1897 [c.] | On Signs [R] | CP 2.229

In consequence of every representamen being thus connected with three things, the ground, the object, and the interpretant, the science of semiotic has three branches. The first is called by Duns Scotus grammatica speculativa. We may term it pure grammar. It has for its task to ascertain what must be true of the representamen used by every scientific intelligence in order that they may embody any meaning. The second is logic proper. It is the science of what is quasi-necessarily true of the representamina of any scientific intelligence in order that they may hold good of any object, that is, may be true. Or say, logic proper is the formal science of the conditions of the truth of representations. The third, in imitation of Kant’s fashion of preserving old associations of words in finding nomenclature for new conceptions, I call pure rhetoric. Its task is to ascertain the laws by which in every scientific intelligence one sign gives birth to another, and especially one thought brings forth another.

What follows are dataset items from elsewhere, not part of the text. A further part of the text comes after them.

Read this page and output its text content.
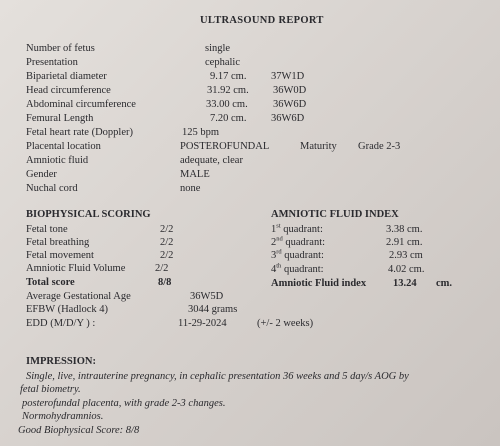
ULTRASOUND REPORT
Number of fetus	single
Presentation	cephalic
Biparietal diameter	9.17 cm. 37W1D
Head circumference	31.92 cm. 36W0D
Abdominal circumference	33.00 cm. 36W6D
Femural Length	7.20 cm. 36W6D
Fetal heart rate (Doppler)	125 bpm
Placental location	POSTEROFUNDAL	Maturity Grade 2-3
Amniotic fluid	adequate, clear
Gender	MALE
Nuchal cord	none
BIOPHYSICAL SCORING
Fetal tone	2/2
Fetal breathing	2/2
Fetal movement	2/2
Amniotic Fluid Volume	2/2
Total score	8/8
AMNIOTIC FLUID INDEX
1st quadrant:	3.38 cm.
2nd quadrant:	2.91 cm.
3rd quadrant:	2.93 cm
4th quadrant:	4.02 cm.
Amniotic Fluid index	13.24 cm.
Average Gestational Age	36W5D
EFBW (Hadlock 4)	3044 grams
EDD (M/D/Y ) :	11-29-2024	(+/- 2 weeks)
IMPRESSION:
Single, live, intrauterine pregnancy, in cephalic presentation 36 weeks and 5 day/s AOG by
fetal biometry.
posterofundal placenta, with grade 2-3 changes.
Normohydramnios.
Good Biophysical Score: 8/8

1898 | Cambridge Lectures on Reasoning and the Logic of Things: Detached Ideas continued and the Dispute between Nominalists and Realists | RTL 146; NEM 4:331

There are three ways in which signs can be studied, first as to the general conditions of their having any meaning, which is the Grammatica Speculativa of Duns Scotus, second as to the condions of their truth, which is logic, and thirdly, as to the conditions of their transferring their meaning to other signs.

1901-1902 [c.] | Definitions for Baldwin's Dictionary [R] | MS [R] 1147

…in a narrower sense, logic is the science of the reference of symbols to their objects. For logic in this narrower sense, all symbols which have precisely the same possible objects […] are identical, – a limitation which must not be overlooked. Hence, according to Boole, and those who follow him, every symbol has one or other or two values, according as it does or does not […] represent the object intended.

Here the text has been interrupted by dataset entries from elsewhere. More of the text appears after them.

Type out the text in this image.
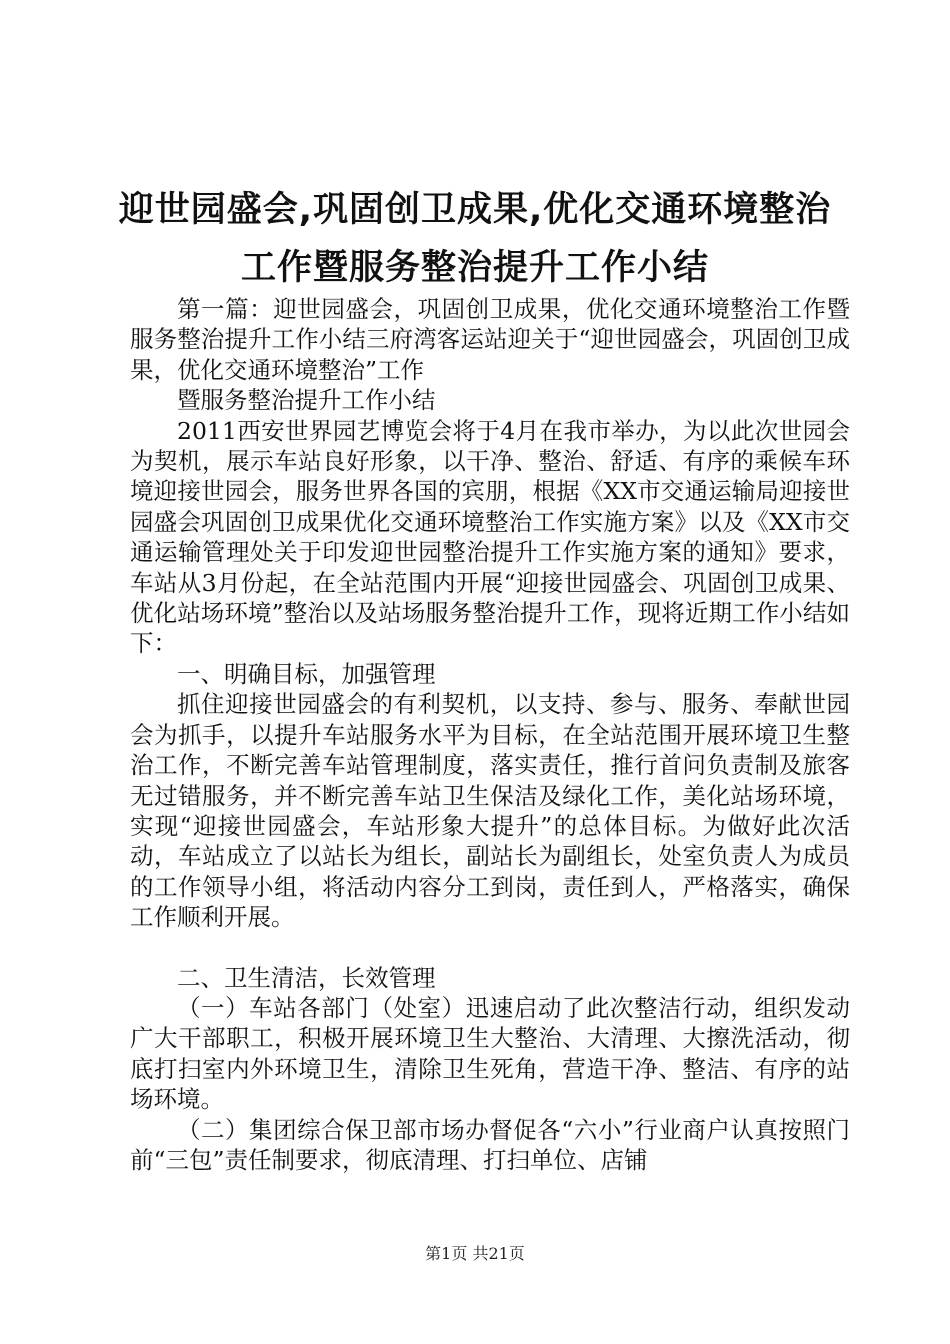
迎世园盛会,巩固创卫成果,优化交通环境整治
工作暨服务整治提升工作小结

第一篇：迎世园盛会，巩固创卫成果，优化交通环境整治工作暨服务整治提升工作小结三府湾客运站迎关于“迎世园盛会，巩固创卫成果，优化交通环境整治”工作

暨服务整治提升工作小结

2011西安世界园艺博览会将于4月在我市举办，为以此次世园会为契机，展示车站良好形象，以干净、整治、舒适、有序的乘候车环境迎接世园会，服务世界各国的宾朋，根据《XX市交通运输局迎接世园盛会巩固创卫成果优化交通环境整治工作实施方案》以及《XX市交通运输管理处关于印发迎世园整治提升工作实施方案的通知》要求，车站从3月份起，在全站范围内开展“迎接世园盛会、巩固创卫成果、优化站场环境”整治以及站场服务整治提升工作，现将近期工作小结如下：

一、明确目标，加强管理

抓住迎接世园盛会的有利契机，以支持、参与、服务、奉献世园会为抓手，以提升车站服务水平为目标，在全站范围开展环境卫生整治工作，不断完善车站管理制度，落实责任，推行首问负责制及旅客无过错服务，并不断完善车站卫生保洁及绿化工作，美化站场环境，实现“迎接世园盛会，车站形象大提升”的总体目标。为做好此次活动，车站成立了以站长为组长，副站长为副组长，处室负责人为成员的工作领导小组，将活动内容分工到岗，责任到人，严格落实，确保工作顺利开展。

二、卫生清洁，长效管理

（一）车站各部门（处室）迅速启动了此次整洁行动，组织发动广大干部职工，积极开展环境卫生大整治、大清理、大擦洗活动，彻底打扫室内外环境卫生，清除卫生死角，营造干净、整洁、有序的站场环境。

（二）集团综合保卫部市场办督促各“六小”行业商户认真按照门前“三包”责任制要求，彻底清理、打扫单位、店铺

第1页 共21页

1902 | Minute Logic: Chapter I. Intended Characters of this Treatise | CP 2.93

Logic is the science of the general necessary laws of Signs and especially of Symbols. As such, it has three departments. Obsistent logic, logic in the narrow sense, or Critical Logic, is the theory of the general conditions of the reference of Symbols and other Signs to their professed Objects, that is, it is the theory of the conditions of truth. Originalian logic, or Speculative Grammar, is the doctrine of the general conditions of symbols and other signs having the significant character. It is this department of general logic with which we are, at this moment, occupying ourselves. Transuasional logic, which I term Speculative Rhetoric, is substantially what goes by the name of methodology, or better, of methodeutic. It is the doctrine of the general conditions of the reference of Symbols and other Signs to the Interpretants which they aim to determine…

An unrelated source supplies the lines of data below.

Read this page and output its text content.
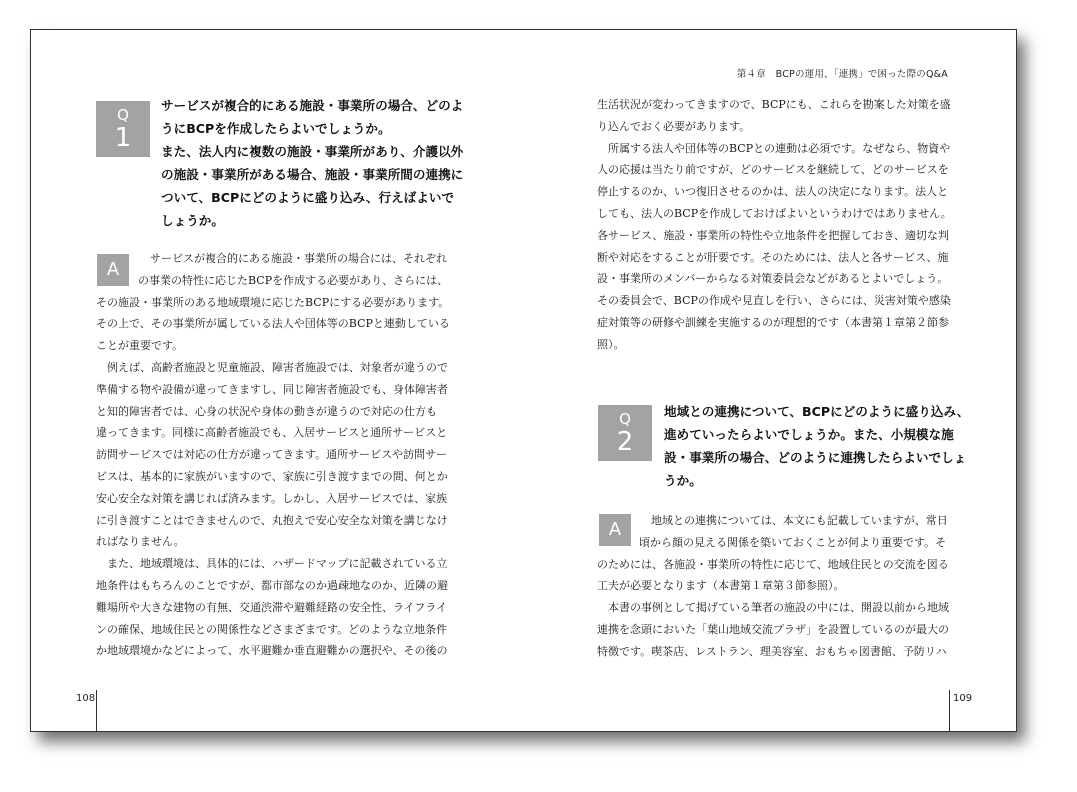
第４章　BCPの運用、「連携」で困った際のQ&A
Q
1
サービスが複合的にある施設・事業所の場合、どのよ
うにBCPを作成したらよいでしょうか。
また、法人内に複数の施設・事業所があり、介護以外
の施設・事業所がある場合、施設・事業所間の連携に
ついて、BCPにどのように盛り込み、行えばよいで
しょうか。
A
サービスが複合的にある施設・事業所の場合には、それぞれ
の事業の特性に応じたBCPを作成する必要があり、さらには、
その施設・事業所のある地域環境に応じたBCPにする必要があります。
その上で、その事業所が属している法人や団体等のBCPと連動している
ことが重要です。
　例えば、高齢者施設と児童施設、障害者施設では、対象者が違うので
準備する物や設備が違ってきますし、同じ障害者施設でも、身体障害者
と知的障害者では、心身の状況や身体の動きが違うので対応の仕方も
違ってきます。同様に高齢者施設でも、入居サービスと通所サービスと
訪問サービスでは対応の仕方が違ってきます。通所サービスや訪問サー
ビスは、基本的に家族がいますので、家族に引き渡すまでの間、何とか
安心安全な対策を講じれば済みます。しかし、入居サービスでは、家族
に引き渡すことはできませんので、丸抱えで安心安全な対策を講じなけ
ればなりません。
　また、地域環境は、具体的には、ハザードマップに記載されている立
地条件はもちろんのことですが、都市部なのか過疎地なのか、近隣の避
難場所や大きな建物の有無、交通渋滞や避難経路の安全性、ライフライ
ンの確保、地域住民との関係性などさまざまです。どのような立地条件
か地域環境かなどによって、水平避難か垂直避難かの選択や、その後の
108
生活状況が変わってきますので、BCPにも、これらを勘案した対策を盛
り込んでおく必要があります。
　所属する法人や団体等のBCPとの連動は必須です。なぜなら、物資や
人の応援は当たり前ですが、どのサービスを継続して、どのサービスを
停止するのか、いつ復旧させるのかは、法人の決定になります。法人と
しても、法人のBCPを作成しておけばよいというわけではありません。
各サービス、施設・事業所の特性や立地条件を把握しておき、適切な判
断や対応をすることが肝要です。そのためには、法人と各サービス、施
設・事業所のメンバーからなる対策委員会などがあるとよいでしょう。
その委員会で、BCPの作成や見直しを行い、さらには、災害対策や感染
症対策等の研修や訓練を実施するのが理想的です（本書第１章第２節参
照）。
Q
2
地域との連携について、BCPにどのように盛り込み、
進めていったらよいでしょうか。また、小規模な施
設・事業所の場合、どのように連携したらよいでしょ
うか。
A	地域との連携については、本文にも記載していますが、常日
頃から顔の見える関係を築いておくことが何より重要です。そ
のためには、各施設・事業所の特性に応じて、地域住民との交流を図る
工夫が必要となります（本書第１章第３節参照）。
　本書の事例として掲げている筆者の施設の中には、開設以前から地域
連携を念頭においた「葉山地域交流プラザ」を設置しているのが最大の
特徴です。喫茶店、レストラン、理美容室、おもちゃ図書館、予防リハ
109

1906 | Phaneroscopy | CP 4.9

… I extend logic to embrace all the necessary principles of semeiotic, and I recognize a logic of icons, and a logic of indices, as well as a logic of symbols; and in this last I recognize three divisions: Stecheotic (or stoicheiology), which I formerly called Speculative Grammar; Critic, which I formerly called Logic; and Methodeutic, which I formerly called Speculative Rhetoric.

nd | Logic: Fragments [R] | MS [R] S64

Logic, in general, seems to be the science of what is universally true respecting scientific representations. In a narrow sense, logic is the science of the general conditions of the truth of scientific representations.